Là, nous avions très vite perçu les signes familiers de l’ouragan qui allait porter la flotte adverse jusqu’à nos Caraïbes : le soleil avait commencé à faire des bonds d’un point à l’autre de l’horizon, passant du levant au couchant le temps d’un clignement de paupières ; les vents avaient changé de sens si rapidement que les gabiers avaient dû précipitamment serrer les voiles. La tempête s’était annoncée avec toute la solennité nécessaire à l’annonciation d’un mythe tel que Cortés… Samuel, mon maître-artilleur et second officier – que chacun surnommait le Baptiste en raison de sa mine biblique et de ses tirades sentencieuses – avait pointé son armement droit sur ce qui se manifestait au cœur de la tourmente… Une pluie grise et glacée avait lavé le pont et martelé nos épaules déjà raidies par l’attente… Soudain, les premières caravelles s’étaient matérialisées au milieu de l’océan ! Lourdes, disgracieuses, à peine capables de résister aux vents étranges qui les avaient portées jusqu’à notre époque. Tellement désuètes face à ma robuste et moderne frégate. Comme à l’exercice, mes canonniers avaient ouvert le feu ! Nos batteries secondaires avaient tiré leurs secondes… Nos canons minutieux avaient craché leurs minutes… L’orgueilleux conquistador et sa suite avaient été écrasés avant d’avoir seulement inspiré deux fois l’air de ce siècle. Puis le temps s’était refermé sur eux comme un drap sur le visage des défunts.
S’en était suivie une curée féroce, qui avait fait luire de convoitise les regards de mes marins, forbans sans patrie unis surtout par le goût de la fortune et la haine de l’Espagnol. Moi, serré dans ma vareuse d’apparat enfilée pour l’occasion, je n’avais pas ressenti la moindre joie. Christ mort, c’était comme de réécrire l’histoire ! J’avais eu l’impression d’effacer mille vies comme on biffe un paragraphe. Abominable sentiment.

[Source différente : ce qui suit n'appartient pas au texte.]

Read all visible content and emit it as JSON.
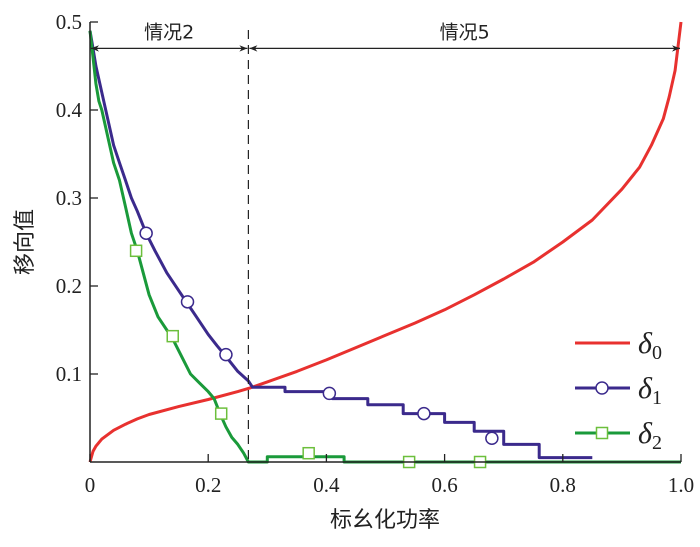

Quelques mois plus tard, alors que l’été caraïbe nous grillait la couenne et la cervelle, et que notre butin avait depuis longtemps été écoulé dans les comptoirs accueillants, nous avions intercepté sur ordre – et dans des circonstances identiques – une escadre plus surprenante encore : composée de vaisseaux sans voile mus par une force mystérieuse, elle avait surgi, hétéroclite, à l’heure et aux coordonnées précisées par Simon et les siens. Il aurait presque été exagéré de nommer « navires » ces dispositifs flottants, tant leurs formes et leur propulsion nous avaient semblé exotiques. Nul gréement. Aucune rame. Seulement des coques tordues et multicolores, qui rappelaient davantage des insectes géants courant sur l’eau qu’une flotte de guerre. À n’en pas douter, nous venions de débusquer une de ces escadrilles venues d’un impensable futur, une de ces intrusions délibérées contre lesquelles mes employeurs m’avaient inlassablement mis en garde.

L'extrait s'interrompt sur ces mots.